So, there’s lately been some easy press over a funding bill for the U.S. Department of Agriculture, where it has been claimed that pizza would be considered a vegetable. As is the case with most media (certainly American media), that is a gross oversimplification. Some points to make that are inconvenient to the current narrative.
U.S. school lunch nutrition standards have sucked for a long time. While Jamie Oliver was successful in improving school lunches in his native U.K., it’s been a lot harder in the U.S. The new bill isn’t a step back, it prevents progress that was set up through previous legislation. Put another way, pizza won’t newly count as a vegetable (because of the tomato paste in the sauce), it sort of already does count as a vegetable. The proposed new school lunch standards will not be allowed to move forward, at least for the rest of this fiscal year.
To be fair, Oliver is making progress, as he noted Thursday night on Jimmy Kimmel Live. He also describes the recent setback and notes a text service he set up (text Jamie to 90975) to quickly get the contact information for your representatives and how to approach them about the bill.
He remains convinced we’re not completely screwed. He’s trying to mobilize opposition.
(The McDonalds stuff refers to a separate bit during the program, which was celebrating National UnFriend Day)
Tomato paste would still count as a vegetable even under the proposed new rules.
The adjustment in the tomato paste (and puree) rules would be how they would count as servings of vegetables, not whether or not they would be counted as such. Currently they are credited with the volume of their whole-vegetable equivalent. Most other fruits pastes and purees are credited with their actual volume. The new rule would treat nearly all fruit and vegetable products the same in terms of counting servings – actual volume. The exceptions would be leafy greens and dried fruits.
Tomatoes aren’t, strictly speaking, vegetables.
Botanically speaking, like many other things we consider vegetables, they are fruits. They contain the seeds of the flowering plants they come from. Vegetables, however, don’t have a strict scientific definition to distinguish them from fruits. In common discussions people usually distinguish fruits and vegetables on the basis of sweetness.
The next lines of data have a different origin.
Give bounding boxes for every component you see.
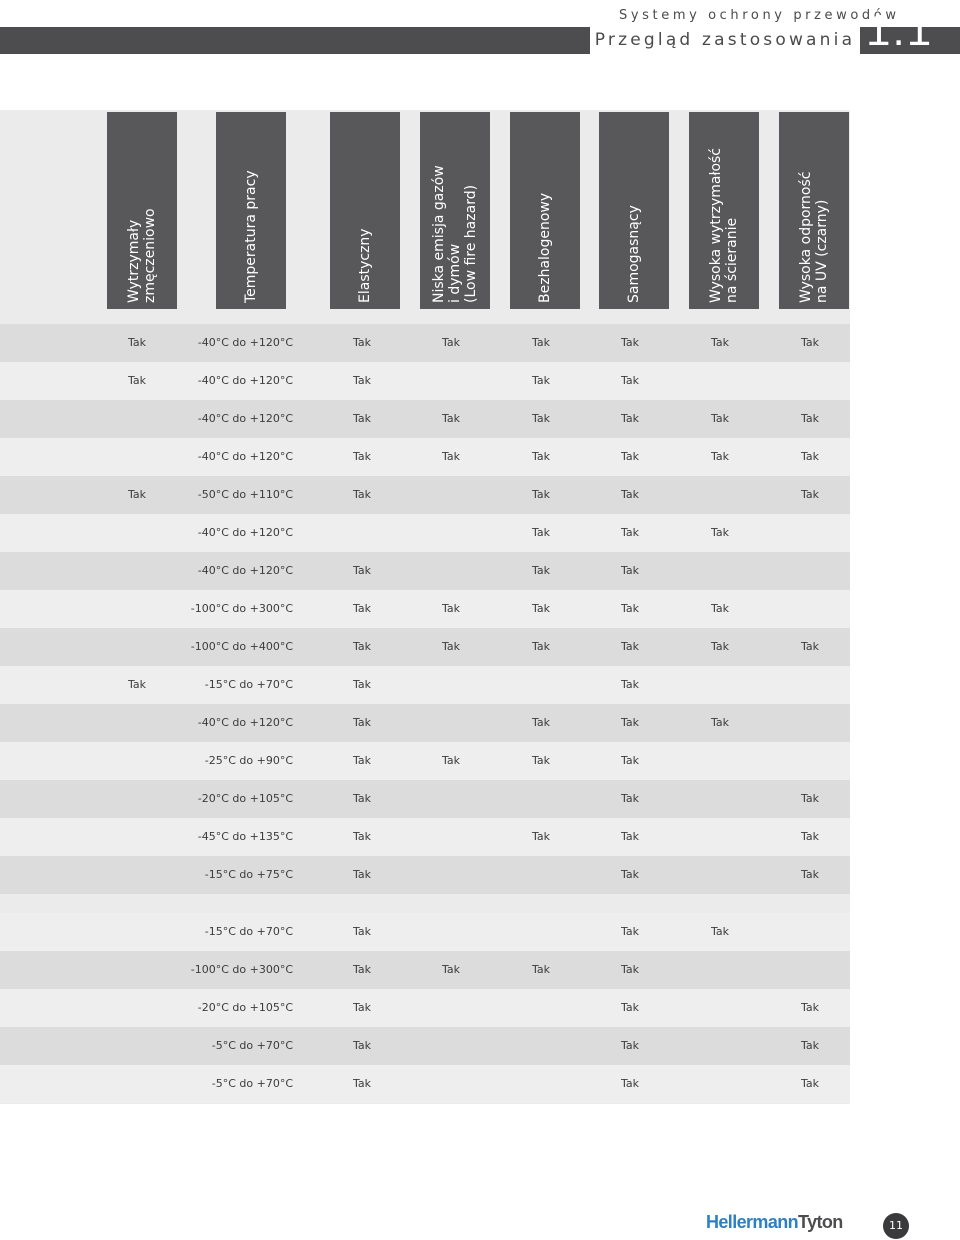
table-row bbox=[0, 1027, 850, 1065]
table-row bbox=[0, 704, 850, 742]
tak-cell: Tak bbox=[352, 1039, 371, 1052]
tak-cell: Tak bbox=[531, 374, 550, 387]
tak-cell: Tak bbox=[352, 792, 371, 805]
tak-cell: Tak bbox=[620, 678, 639, 691]
tak-cell: Tak bbox=[531, 716, 550, 729]
tak-cell: Tak bbox=[352, 1001, 371, 1014]
table-row bbox=[0, 362, 850, 400]
temperature-cell: -5°C do +70°C bbox=[211, 1039, 293, 1052]
tak-cell: Tak bbox=[710, 602, 729, 615]
table-row bbox=[0, 856, 850, 894]
tak-cell: Tak bbox=[531, 336, 550, 349]
tak-cell: Tak bbox=[441, 412, 460, 425]
tak-cell: Tak bbox=[352, 830, 371, 843]
column-header-label: Wysoka odporność na UV (czarny) bbox=[798, 171, 830, 303]
table-row bbox=[0, 989, 850, 1027]
tak-cell: Tak bbox=[620, 450, 639, 463]
logo-part2: Tyton bbox=[798, 1212, 843, 1232]
tak-cell: Tak bbox=[620, 830, 639, 843]
page-number: 11 bbox=[883, 1213, 909, 1239]
column-header bbox=[599, 112, 669, 309]
table-row bbox=[0, 590, 850, 628]
tak-cell: Tak bbox=[352, 412, 371, 425]
section-number: 1.1 bbox=[866, 6, 934, 55]
tak-cell: Tak bbox=[352, 602, 371, 615]
column-header-label: Bezhalogenowy bbox=[537, 192, 553, 303]
table-row bbox=[0, 818, 850, 856]
tak-cell: Tak bbox=[352, 678, 371, 691]
tak-cell: Tak bbox=[620, 1077, 639, 1090]
tak-cell: Tak bbox=[352, 716, 371, 729]
tak-cell: Tak bbox=[620, 488, 639, 501]
tak-cell: Tak bbox=[710, 640, 729, 653]
temperature-cell: -15°C do +70°C bbox=[204, 925, 293, 938]
temperature-cell: -40°C do +120°C bbox=[197, 412, 293, 425]
tak-cell: Tak bbox=[620, 1039, 639, 1052]
column-header bbox=[216, 112, 286, 309]
tak-cell: Tak bbox=[127, 488, 146, 501]
hellermanntyton-logo bbox=[706, 1211, 866, 1233]
tak-cell: Tak bbox=[800, 830, 819, 843]
tak-cell: Tak bbox=[800, 412, 819, 425]
tak-cell: Tak bbox=[620, 792, 639, 805]
tak-cell: Tak bbox=[127, 374, 146, 387]
tak-cell: Tak bbox=[800, 792, 819, 805]
temperature-cell: -40°C do +120°C bbox=[197, 450, 293, 463]
column-header bbox=[107, 112, 177, 309]
temperature-cell: -40°C do +120°C bbox=[197, 526, 293, 539]
tak-cell: Tak bbox=[531, 754, 550, 767]
temperature-cell: -100°C do +300°C bbox=[190, 963, 293, 976]
tak-cell: Tak bbox=[710, 336, 729, 349]
tak-cell: Tak bbox=[127, 336, 146, 349]
temperature-cell: -40°C do +120°C bbox=[197, 336, 293, 349]
tak-cell: Tak bbox=[620, 564, 639, 577]
tak-cell: Tak bbox=[800, 450, 819, 463]
tak-cell: Tak bbox=[620, 526, 639, 539]
tak-cell: Tak bbox=[352, 488, 371, 501]
table-row bbox=[0, 742, 850, 780]
column-header-label: Temperatura pracy bbox=[243, 170, 259, 303]
header-subtitle: Systemy ochrony przewodów bbox=[619, 8, 900, 23]
column-header-label: Niska emisja gazów i dymów (Low fire hazard) bbox=[431, 165, 479, 303]
tak-cell: Tak bbox=[352, 1077, 371, 1090]
tak-cell: Tak bbox=[620, 640, 639, 653]
tak-cell: Tak bbox=[620, 374, 639, 387]
tak-cell: Tak bbox=[352, 450, 371, 463]
table-row bbox=[0, 780, 850, 818]
temperature-cell: -20°C do +105°C bbox=[197, 1001, 293, 1014]
tak-cell: Tak bbox=[531, 526, 550, 539]
temperature-cell: -5°C do +70°C bbox=[211, 1077, 293, 1090]
table-row bbox=[0, 666, 850, 704]
tak-cell: Tak bbox=[352, 754, 371, 767]
temperature-cell: -40°C do +120°C bbox=[197, 564, 293, 577]
page-title: Przegląd zastosowania bbox=[590, 27, 860, 54]
table-row bbox=[0, 400, 850, 438]
table-row bbox=[0, 324, 850, 362]
tak-cell: Tak bbox=[800, 868, 819, 881]
tak-cell: Tak bbox=[531, 830, 550, 843]
temperature-cell: -40°C do +120°C bbox=[197, 716, 293, 729]
tak-cell: Tak bbox=[352, 374, 371, 387]
tak-cell: Tak bbox=[531, 450, 550, 463]
tak-cell: Tak bbox=[531, 963, 550, 976]
temperature-cell: -50°C do +110°C bbox=[197, 488, 293, 501]
column-header-label: Wytrzymały zmęczeniowo bbox=[126, 208, 158, 303]
table-row bbox=[0, 1065, 850, 1103]
tak-cell: Tak bbox=[800, 336, 819, 349]
table-row bbox=[0, 476, 850, 514]
logo-part1: Hellermann bbox=[706, 1212, 799, 1232]
tak-cell: Tak bbox=[352, 564, 371, 577]
tak-cell: Tak bbox=[800, 1001, 819, 1014]
tak-cell: Tak bbox=[620, 602, 639, 615]
temperature-cell: -40°C do +120°C bbox=[197, 374, 293, 387]
table-row bbox=[0, 438, 850, 476]
tak-cell: Tak bbox=[620, 1001, 639, 1014]
temperature-cell: -100°C do +300°C bbox=[190, 602, 293, 615]
tak-cell: Tak bbox=[710, 412, 729, 425]
tak-cell: Tak bbox=[441, 450, 460, 463]
tak-cell: Tak bbox=[710, 716, 729, 729]
tak-cell: Tak bbox=[620, 716, 639, 729]
column-header bbox=[330, 112, 400, 309]
temperature-cell: -15°C do +70°C bbox=[204, 678, 293, 691]
tak-cell: Tak bbox=[710, 925, 729, 938]
tak-cell: Tak bbox=[352, 868, 371, 881]
table-row bbox=[0, 951, 850, 989]
tak-cell: Tak bbox=[620, 754, 639, 767]
tak-cell: Tak bbox=[800, 1039, 819, 1052]
column-header-label: Elastyczny bbox=[357, 228, 373, 303]
tak-cell: Tak bbox=[800, 1077, 819, 1090]
tak-cell: Tak bbox=[620, 336, 639, 349]
tak-cell: Tak bbox=[531, 602, 550, 615]
column-header bbox=[779, 112, 849, 309]
temperature-cell: -45°C do +135°C bbox=[197, 830, 293, 843]
table-row bbox=[0, 514, 850, 552]
tak-cell: Tak bbox=[620, 412, 639, 425]
tak-cell: Tak bbox=[352, 336, 371, 349]
tak-cell: Tak bbox=[441, 963, 460, 976]
table-row bbox=[0, 628, 850, 666]
tak-cell: Tak bbox=[127, 678, 146, 691]
column-header bbox=[510, 112, 580, 309]
tak-cell: Tak bbox=[710, 526, 729, 539]
tak-cell: Tak bbox=[441, 754, 460, 767]
tak-cell: Tak bbox=[800, 488, 819, 501]
table-row bbox=[0, 552, 850, 590]
column-header bbox=[420, 112, 490, 309]
column-header-label: Wysoka wytrzymałość na ścieranie bbox=[708, 148, 740, 303]
tak-cell: Tak bbox=[620, 868, 639, 881]
tak-cell: Tak bbox=[531, 488, 550, 501]
tak-cell: Tak bbox=[352, 963, 371, 976]
tak-cell: Tak bbox=[620, 925, 639, 938]
temperature-cell: -15°C do +75°C bbox=[204, 868, 293, 881]
table-row bbox=[0, 913, 850, 951]
column-header bbox=[689, 112, 759, 309]
tak-cell: Tak bbox=[800, 640, 819, 653]
tak-cell: Tak bbox=[620, 963, 639, 976]
temperature-cell: -20°C do +105°C bbox=[197, 792, 293, 805]
tak-cell: Tak bbox=[531, 640, 550, 653]
tak-cell: Tak bbox=[441, 336, 460, 349]
tak-cell: Tak bbox=[441, 640, 460, 653]
tak-cell: Tak bbox=[531, 412, 550, 425]
tak-cell: Tak bbox=[710, 450, 729, 463]
temperature-cell: -100°C do +400°C bbox=[190, 640, 293, 653]
temperature-cell: -25°C do +90°C bbox=[204, 754, 293, 767]
tak-cell: Tak bbox=[441, 602, 460, 615]
tak-cell: Tak bbox=[352, 925, 371, 938]
tak-cell: Tak bbox=[531, 564, 550, 577]
column-header-label: Samogasnący bbox=[626, 205, 642, 303]
tak-cell: Tak bbox=[352, 640, 371, 653]
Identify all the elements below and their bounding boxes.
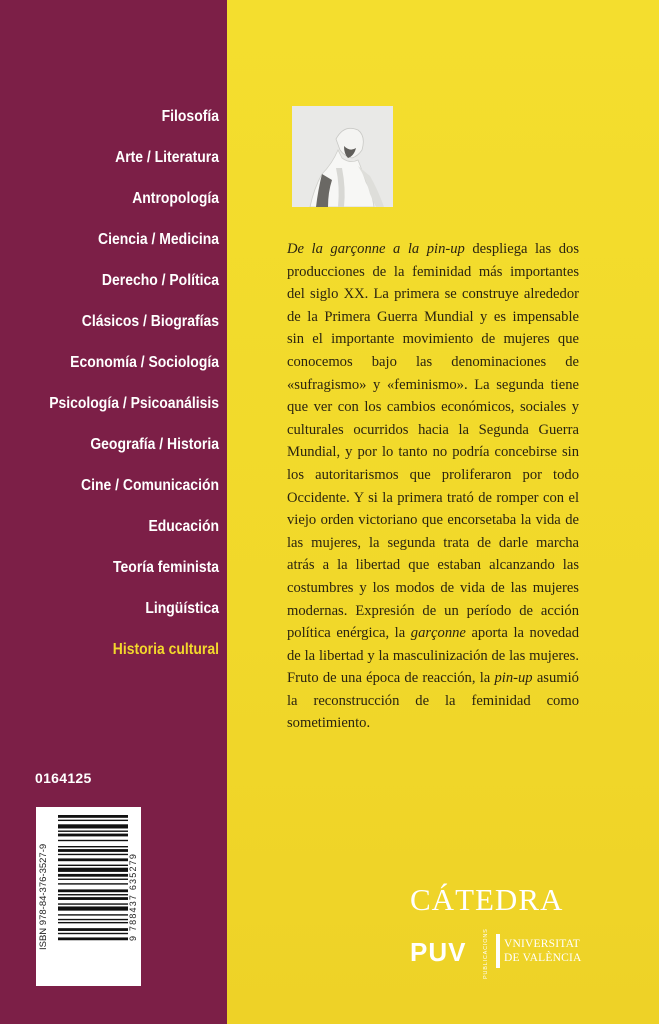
barcode <box>36 807 141 986</box>
publicacions-label: PUBLICACIONS <box>483 928 489 980</box>
blurb-text-1: despliega las dos producciones de la feminidad más importantes del siglo XX. La primera se construye alrededor de la Primera Guerra Mundial y es impensable sin el importante movimiento de mujeres que conocemos bajo las denominaciones de «sufragismo» y «feminismo». La segunda tiene que ver con los cambios económicos, sociales y culturales ocurridos hacia la Segunda Guerra Mundial, y por lo tanto no podría concebirse sin los autoritarismos que proliferaron por todo Occidente. Y si la primera trató de romper con el viejo orden victoriano que encorsetaba la vida de las mujeres, la segunda trata de darle marcha atrás a la libertad que estaban alcanzando las costumbres y los modos de vida de las mujeres modernas. Expresión de un período de acción política enérgica, la <box>287 241 579 642</box>
barcode-icon <box>58 815 128 977</box>
product-code: 0164125 <box>35 770 92 786</box>
pinup-italic: pin-up <box>494 670 533 687</box>
publisher-logo: CÁTEDRA <box>410 882 564 917</box>
category-item: Teoría feminista <box>113 559 219 576</box>
category-item: Geografía / Historia <box>90 436 219 453</box>
category-item: Derecho / Política <box>101 272 219 289</box>
university-name <box>504 937 581 965</box>
barcode-digits: 9 788437 635279 <box>128 852 138 942</box>
category-item: Cine / Comunicación <box>81 477 219 494</box>
category-item: Historia cultural <box>112 641 219 658</box>
category-item: Clásicos / Biografías <box>81 313 219 330</box>
category-item: Antropología <box>132 190 219 207</box>
category-item: Lingüística <box>145 600 219 617</box>
university-line-1: VNIVERSITAT <box>504 938 581 950</box>
blurb-text-3: asumió la reconstrucción de la feminidad como sometimiento. <box>287 670 579 732</box>
category-item: Psicología / Psicoanálisis <box>49 395 220 412</box>
garconne-italic: garçonne <box>410 625 466 642</box>
university-logo-icon <box>496 934 500 968</box>
category-item: Arte / Literatura <box>115 149 219 166</box>
photo-figure-icon <box>292 106 393 207</box>
category-item: Filosofía <box>161 108 219 125</box>
isbn-text: ISBN 978-84-376-3527-9 <box>38 843 49 951</box>
title-italic: De la garçonne a la pin-up <box>287 241 465 257</box>
blurb-text-2: aporta la novedad de la libertad y la masculinización de las mujeres. Fruto de una época de reacción, la <box>287 625 579 687</box>
puv-logo: PUV <box>410 937 467 967</box>
left-panel <box>0 0 227 1024</box>
category-list <box>0 100 219 674</box>
university-line-2: DE VALÈNCIA <box>504 952 582 964</box>
category-item: Educación <box>148 518 219 535</box>
back-cover-blurb <box>287 238 579 735</box>
category-item: Ciencia / Medicina <box>98 231 219 248</box>
category-item: Economía / Sociología <box>70 354 219 371</box>
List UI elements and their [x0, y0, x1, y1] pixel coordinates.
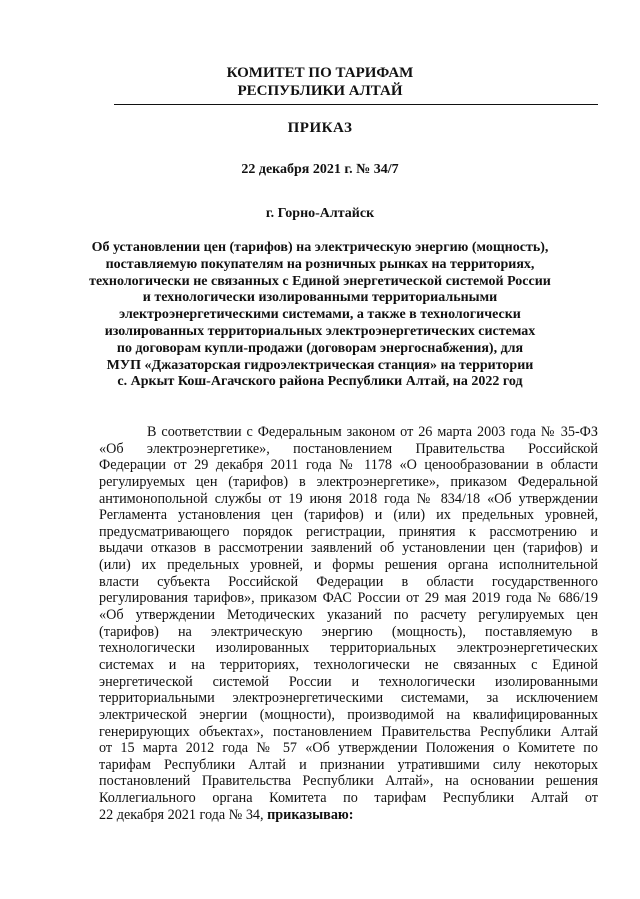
body-line: от 15 марта 2012 года № 57 «Об утверждении Положения о Комитете по — [99, 740, 598, 757]
org-name-line2: РЕСПУБЛИКИ АЛТАЙ — [237, 83, 403, 99]
body-line: В соответствии с Федеральным законом от 26 марта 2003 года № 35-ФЗ — [147, 424, 598, 440]
title-line: и технологически изолированными территориальными — [142, 290, 498, 306]
body-line: системах и на территориях, технологически не связанных с Единой — [99, 656, 598, 673]
body-line: территориальными электроэнергетическими системами, за исключением — [99, 690, 598, 707]
body-line: «Об утверждении Методических указаний по расчету регулируемых цен — [99, 607, 598, 624]
body-line: энергетической системой России и технологически изолированными — [99, 673, 598, 690]
body-line: антимонопольной службы от 19 июня 2018 года № 834/18 «Об утверждении — [99, 490, 598, 507]
body-line: постановлений Правительства Республики Алтай», на основании решения — [99, 773, 598, 790]
title-line: электроэнергетическими системами, а также в технологически — [119, 307, 521, 323]
order-keyword: приказываю: — [267, 806, 354, 823]
title-line: с. Аркыт Кош-Агачского района Республики Алтай, на 2022 год — [117, 374, 523, 390]
body-line: власти субъекта Российской Федерации в области государственного — [99, 573, 598, 590]
document-type: ПРИКАЗ — [287, 120, 353, 136]
body-last-line — [99, 807, 598, 824]
title-line: поставляемую покупателям на розничных рынках на территориях, — [105, 256, 535, 272]
body-line: предусматривающего порядок регистрации, принятия к рассмотрению и — [99, 523, 598, 540]
body-line: технологически изолированных территориальных электроэнергетических — [99, 640, 598, 657]
title-line: Об установлении цен (тарифов) на электрическую энергию (мощность), — [91, 240, 549, 255]
body-line: регулируемых цен (тарифов) в электроэнергетике», приказом Федеральной — [99, 473, 598, 490]
body-line: тарифам Республики Алтай и признании утратившими силу некоторых — [99, 756, 598, 773]
document-title — [0, 240, 640, 391]
body-line: Федерации от 29 декабря 2011 года № 1178 «О ценообразовании в области — [99, 457, 598, 474]
document-city: г. Горно-Алтайск — [265, 206, 375, 221]
document-date-number: 22 декабря 2021 г. № 34/7 — [241, 162, 399, 177]
org-name-line1: КОМИТЕТ ПО ТАРИФАМ — [226, 65, 414, 81]
body-line: Регламента установления цен (тарифов) и (или) их предельных уровней, — [99, 507, 598, 524]
title-line: изолированных территориальных электроэнергетических системах — [104, 323, 536, 339]
title-line: по договорам купли-продажи (договорам энергоснабжения), для — [116, 340, 524, 356]
body-line: электрической энергии (мощности), производимой на квалифицированных — [99, 706, 598, 723]
title-line: технологически не связанных с Единой энергетической системой России — [89, 273, 551, 289]
body-line: (или) их предельных уровней, и формы решения органа исполнительной — [99, 557, 598, 574]
body-line: Коллегиального органа Комитета по тарифам Республики Алтай от — [99, 790, 598, 807]
body-line: «Об электроэнергетике», постановлением Правительства Российской — [99, 440, 598, 457]
body-line: выдачи отказов в рассмотрении заявлений об установлении цен (тарифов) и — [99, 540, 598, 557]
body-line: генерирующих объектах», постановлением Правительства Республики Алтай — [99, 723, 598, 740]
document-body — [99, 424, 598, 823]
body-line: (тарифов) на электрическую энергию (мощность), поставляемую в — [99, 623, 598, 640]
body-line: регулирования тарифов», приказом ФАС России от 29 мая 2019 года № 686/19 — [99, 590, 598, 607]
header-divider — [114, 104, 598, 105]
body-last-text: 22 декабря 2021 года № 34, — [99, 806, 268, 823]
title-line: МУП «Джазаторская гидроэлектрическая станция» на территории — [106, 357, 534, 373]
So while tomatoes, peppers, squash, and cucumbers are all fruits, since they aren’t sweet, we typically don’t think of them that way.
Not everyone was trying to roll back the tomato rules
More significant changes in the school lunch regulations had to do with lowering the amount of sodium, reducing the amount of potatoes served, encouraging the serving of reduced-fat milk, and increasing the use of whole grains. Earlier reporting on the new rules suggests that politicians from potato-producing states are much more organized on these issues. They certainly have better arguments (different preparation would address many health concerns) than the frozen food people. They are complaining that adding more tomato paste to provide the same vegetable equivalent under the new rules would render their products inedible.
The recent argument over tomatoes is not the first time the non-sweet fruit has been an issue for some part of government. In the 1980s there was consideration of classifying ketchup/catsup and pickle relish as vegetables rather than condiments. The public reaction prompted the Reagan Administration to not implement that change. In the last decade of the 19th century, the Supreme Court weighed in on tomatoes in Nix v. Hadden (149 U.S. 304 (1893)). A dispute in New York about whether or not tomatoes qualified as vegetables under the Tariff Act of 1883, the case tried to claim that the botanical classification of a tomato should determine whether tomatoes were subject to a tariff. The Supreme Court disagreed.
“Botanically speaking, tomatoes are the fruit of a vine, just as are cucumbers, squashes, beans and peas. But in the common language of the people, whether sellers or consumers of provisions, all these are vegetables, which are grown in kitchen gardens, and which, whether eaten cooked or raw, are, like potatoes, carrots, parsnips, turnips, beets, cauliflower, cabbage, celery and lettuce, usually served at dinner in, with or after the soup, fish or meats which constitute the principal part of the repast, and not, like fruits generally, as dessert.”
As it happens, the Court found precedent in a case involving whether beans were seeds or not, for the purposes of taxation. And nearly 120 years later, what we call a tomato still seems to matter.